We are simple, but no simple impact. Proudly Presents, PBI C 2012. Happy Reading!

Course: Writing and Composition 4

Instructor : Lala Bumela

This website created by : College student from The State Institute of Islamic Studies Syekh Nurjati Cirebon, The Dapartment of English Education 2012.


widgets

Kamis, 13 Februari 2014

Dari Indonesia, Oleh Indonesia, Dan Untuk Indonesia

Appetizer Essay

Bahasa merupakan merupakan sarana yang digunakan untuk dapat berkomunikasi antara individu dengan individu lainnya. Keterampilan Berbahasa ini terdiri dari empat macam yaitu membaca, berbicara, menyimak, dan menulis. Namun diantara empat keterampilan berbahasa tersebut terdapat satu keterampilan berbahasa yang penggunaannya teramat penting bagi dunia pendidikan yaitu menulis. Menulis merupakan cara yang digunakan untuk mengabadikan ilmu pengetahuan yang jumlahnya tak terhingga. Ilmu pengetahuan yang dari waktu ke waktu akan terus berkembang, akan terus menebar manfaat, dan akan terus dibutuhkan bagi banyak orang untuk menambah wawasan.

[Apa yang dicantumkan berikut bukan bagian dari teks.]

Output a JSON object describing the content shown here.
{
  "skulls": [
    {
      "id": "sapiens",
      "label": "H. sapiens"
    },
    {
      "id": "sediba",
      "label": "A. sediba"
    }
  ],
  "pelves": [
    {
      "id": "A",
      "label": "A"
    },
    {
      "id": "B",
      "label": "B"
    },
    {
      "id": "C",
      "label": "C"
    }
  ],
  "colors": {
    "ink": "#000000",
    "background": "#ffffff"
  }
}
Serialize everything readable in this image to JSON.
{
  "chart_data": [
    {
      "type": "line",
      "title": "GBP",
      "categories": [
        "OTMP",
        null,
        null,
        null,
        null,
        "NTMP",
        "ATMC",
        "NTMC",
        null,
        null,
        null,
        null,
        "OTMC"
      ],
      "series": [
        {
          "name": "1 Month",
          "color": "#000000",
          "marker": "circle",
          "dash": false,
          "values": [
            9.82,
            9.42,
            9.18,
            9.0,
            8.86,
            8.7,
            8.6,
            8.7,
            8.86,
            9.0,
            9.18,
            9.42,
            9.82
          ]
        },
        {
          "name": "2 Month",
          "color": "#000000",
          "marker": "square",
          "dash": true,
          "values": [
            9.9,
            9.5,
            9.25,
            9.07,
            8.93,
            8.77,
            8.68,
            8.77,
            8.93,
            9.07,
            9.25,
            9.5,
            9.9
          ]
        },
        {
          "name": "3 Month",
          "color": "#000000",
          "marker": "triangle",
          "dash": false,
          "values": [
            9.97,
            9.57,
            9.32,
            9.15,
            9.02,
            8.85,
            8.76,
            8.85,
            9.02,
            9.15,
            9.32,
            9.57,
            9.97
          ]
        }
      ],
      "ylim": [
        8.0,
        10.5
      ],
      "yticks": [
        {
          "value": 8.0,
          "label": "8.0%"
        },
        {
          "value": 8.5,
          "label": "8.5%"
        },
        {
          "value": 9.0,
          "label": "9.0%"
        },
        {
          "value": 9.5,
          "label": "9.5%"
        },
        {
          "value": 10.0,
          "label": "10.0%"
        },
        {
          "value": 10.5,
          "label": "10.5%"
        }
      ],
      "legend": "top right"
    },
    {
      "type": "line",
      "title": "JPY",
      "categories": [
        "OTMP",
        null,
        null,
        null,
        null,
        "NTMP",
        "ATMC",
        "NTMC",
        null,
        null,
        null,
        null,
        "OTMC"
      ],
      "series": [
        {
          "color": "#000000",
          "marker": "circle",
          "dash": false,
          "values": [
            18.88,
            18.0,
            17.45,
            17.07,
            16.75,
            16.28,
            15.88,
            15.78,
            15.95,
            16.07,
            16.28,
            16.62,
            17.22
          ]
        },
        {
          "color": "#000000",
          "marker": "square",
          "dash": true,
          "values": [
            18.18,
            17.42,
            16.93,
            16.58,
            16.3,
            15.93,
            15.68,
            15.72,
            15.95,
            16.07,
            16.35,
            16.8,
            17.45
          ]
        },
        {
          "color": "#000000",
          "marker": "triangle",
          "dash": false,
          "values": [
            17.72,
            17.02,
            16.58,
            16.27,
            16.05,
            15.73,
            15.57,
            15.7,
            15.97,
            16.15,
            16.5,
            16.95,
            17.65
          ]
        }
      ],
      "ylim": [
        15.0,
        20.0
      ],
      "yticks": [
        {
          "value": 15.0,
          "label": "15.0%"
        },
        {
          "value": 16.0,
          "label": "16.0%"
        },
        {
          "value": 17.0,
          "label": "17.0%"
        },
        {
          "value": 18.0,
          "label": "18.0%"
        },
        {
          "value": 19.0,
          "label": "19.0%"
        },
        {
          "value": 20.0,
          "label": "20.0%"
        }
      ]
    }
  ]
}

            Mengingat akan pentingnya manfaat menulis ini namun sangat disayangkan di negara kita ini tak banyak orang yang memiliki keahlian keterampilan berbahasa yang satu ini. Hal ini dapat kita ketahui lewat dari wacana yang berjudul “(Bukan) Bangsa Penulis” yang ditulis oleh Bapak Chaedar Alwasilah. Dalam wacana tersebut dituliskan bahwa mayoritas sarjana lulusan perguruan tinggi kita tidak bisa menulis begitupun juga dengan para dosennya. Hal itu sangat tidak diharapkan oleh sebab itu Direktur Jenderal Pendidikan Tinggi mengeluarkan surat yang ditujukan kepada rektor, ketua, direktur perguruan tinggi negeri dan swasta di seluruh Indonesia bahwa mahasiswa S-1, S-2, dan S3 diwajibkan membuat karya ilmiah sebagai syarat agar dapat menempuh gelar kelulusannya.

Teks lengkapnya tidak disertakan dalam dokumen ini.